İkimizi de çıkışa doğru ilerletirken bir yandan derin derin nefesler alıyordu. Ne kadar korktuğunu anlayabilirken hiçbir şey yapamamak çok canımı sıkıyordu.

Evin geniş kapısına ulaştığımızda zili çalıp elimi sıktı.

Tıpkı dediği gibi sanki elimden güç alıyor gibiydi. O kadar sıkı tutuyordu ki bıraksa düşecek gibi hissettiriyordu.

Kapıyı açan Binnur anne bizi gördüğü gibi ağlamaya başlarken Ekin'in boynuna sarıldı.

"Oğlum!"

Başımı sağa çevirip elimin tersiyle akan yaşı sildim.

"Anne yapma böyle yalvarırım, babam iyi olacak. Bak biricik gelini ona revani yapmaya geldi, hem biraz ailecek de otururuz diye."

Biraz geri çekilip alnına uzun bir öpücük bıraktı.

"Ağlamak falan yok tamam mı?"

Binnur anne başını sallarken hep beraber içeri doğru adımladık.

"Ahmet uyuyor kızım, gel biz tatlıyı halledelim o kokuya uyanır zaten."
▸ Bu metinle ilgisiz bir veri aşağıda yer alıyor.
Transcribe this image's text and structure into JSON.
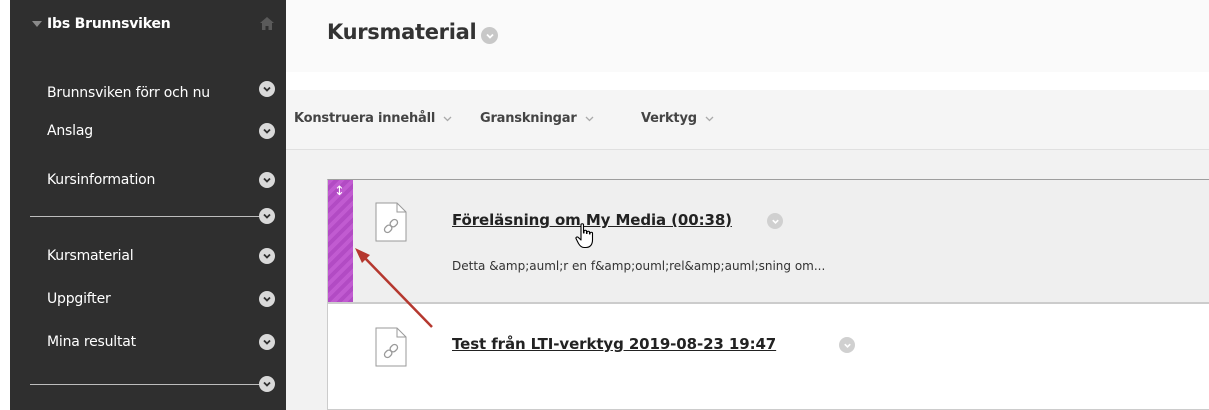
{
  "sidebar": {
    "course_name": "Ibs Brunnsviken",
    "items": [
      {
        "label": "Brunnsviken förr och nu"
      },
      {
        "label": "Anslag"
      },
      {
        "label": "Kursinformation"
      },
      {
        "label": "Kursmaterial"
      },
      {
        "label": "Uppgifter"
      },
      {
        "label": "Mina resultat"
      }
    ]
  },
  "page": {
    "title": "Kursmaterial"
  },
  "toolbar": {
    "build_content": "Konstruera innehåll",
    "assessments": "Granskningar",
    "tools": "Verktyg"
  },
  "content_items": [
    {
      "title": "Föreläsning om My Media (00:38)",
      "description": "Detta &amp;auml;r en f&amp;ouml;rel&amp;auml;sning om..."
    },
    {
      "title": "Test från LTI-verktyg 2019-08-23 19:47"
    }
  ],
  "colors": {
    "sidebar_bg": "#2f2f2f",
    "drag_handle": "#c15bd1",
    "annotation_arrow": "#b5382f"
  },
  "icons": [
    "home-icon",
    "chevron-down-icon",
    "file-link-icon",
    "drag-handle-icon",
    "hand-cursor-icon"
  ]
}
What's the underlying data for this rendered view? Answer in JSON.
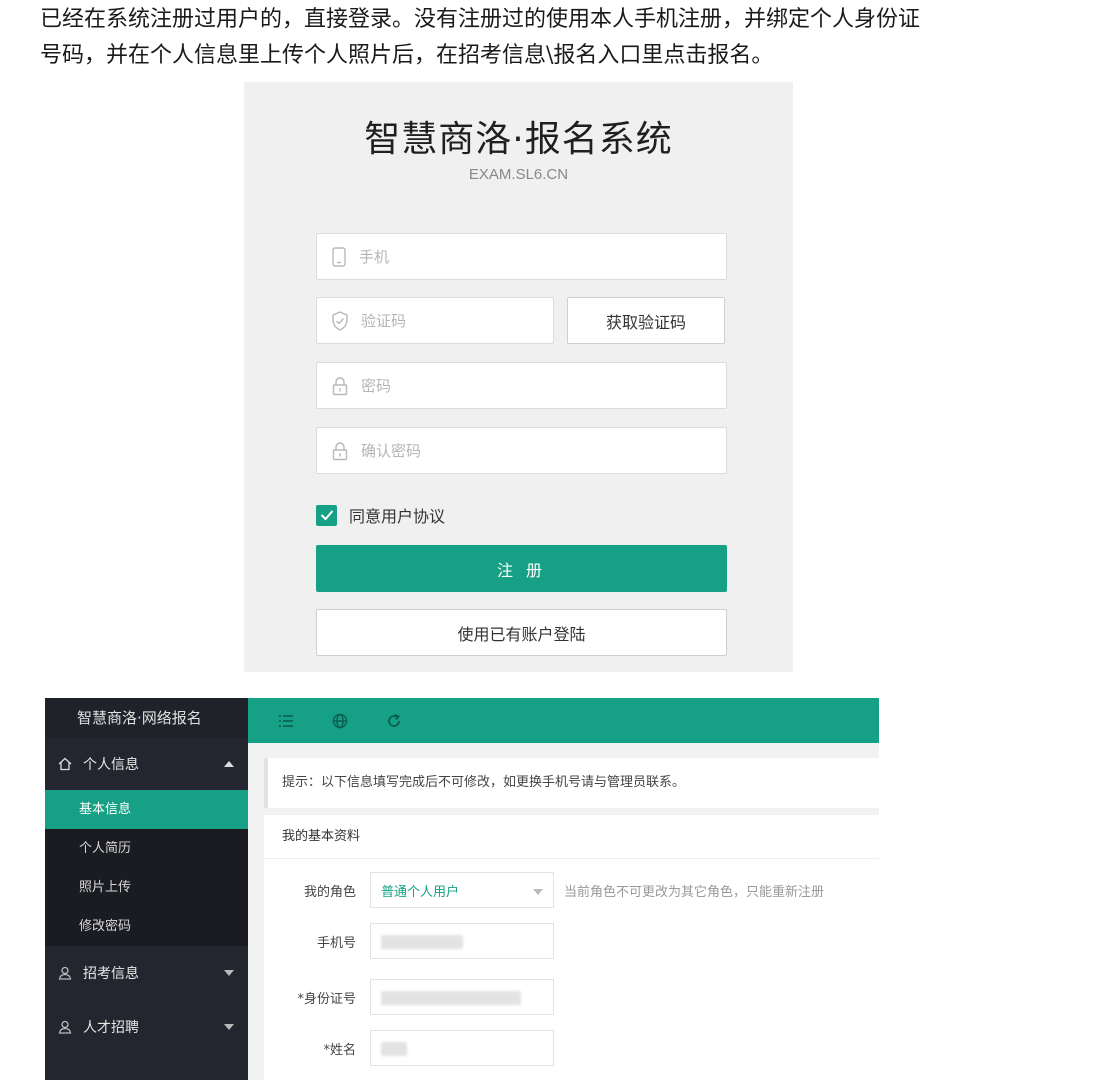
{
  "instructions": {
    "line1": "已经在系统注册过用户的，直接登录。没有注册过的使用本人手机注册，并绑定个人身份证",
    "line2": "号码，并在个人信息里上传个人照片后，在招考信息\\报名入口里点击报名。"
  },
  "register": {
    "title": "智慧商洛·报名系统",
    "subtitle": "EXAM.SL6.CN",
    "phone_placeholder": "手机",
    "code_placeholder": "验证码",
    "get_code_label": "获取验证码",
    "password_placeholder": "密码",
    "confirm_placeholder": "确认密码",
    "agree_label": "同意用户协议",
    "agree_checked": true,
    "submit_label": "注 册",
    "login_label": "使用已有账户登陆",
    "accent_color": "#16a085"
  },
  "admin": {
    "sidebar": {
      "logo": "智慧商洛·网络报名",
      "group_personal": "个人信息",
      "sub_items": [
        "基本信息",
        "个人简历",
        "照片上传",
        "修改密码"
      ],
      "active_index": 0,
      "group_exam": "招考信息",
      "group_talent": "人才招聘"
    },
    "topbar_icons": [
      "menu-icon",
      "globe-icon",
      "refresh-icon"
    ],
    "tip": "提示：以下信息填写完成后不可修改，如更换手机号请与管理员联系。",
    "card_title": "我的基本资料",
    "form": {
      "role_label": "我的角色",
      "role_value": "普通个人用户",
      "role_hint": "当前角色不可更改为其它角色，只能重新注册",
      "phone_label": "手机号",
      "id_label": "*身份证号",
      "name_label": "*姓名"
    }
  }
}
Yavaşça başımı sallayıp mutfağa doğru ilerledim. Gerekli malzemeleri tezgahın üzerine çıkarıp harcı hazırladım. Binnur anne de şerbeti yapıp yanıma geldiğinde karışımı fırına verdik.

Çok değil yaklaşık on dakikanın ardından mutfağın toparlaması biterken kapıdan Ahmet baba gözüktü.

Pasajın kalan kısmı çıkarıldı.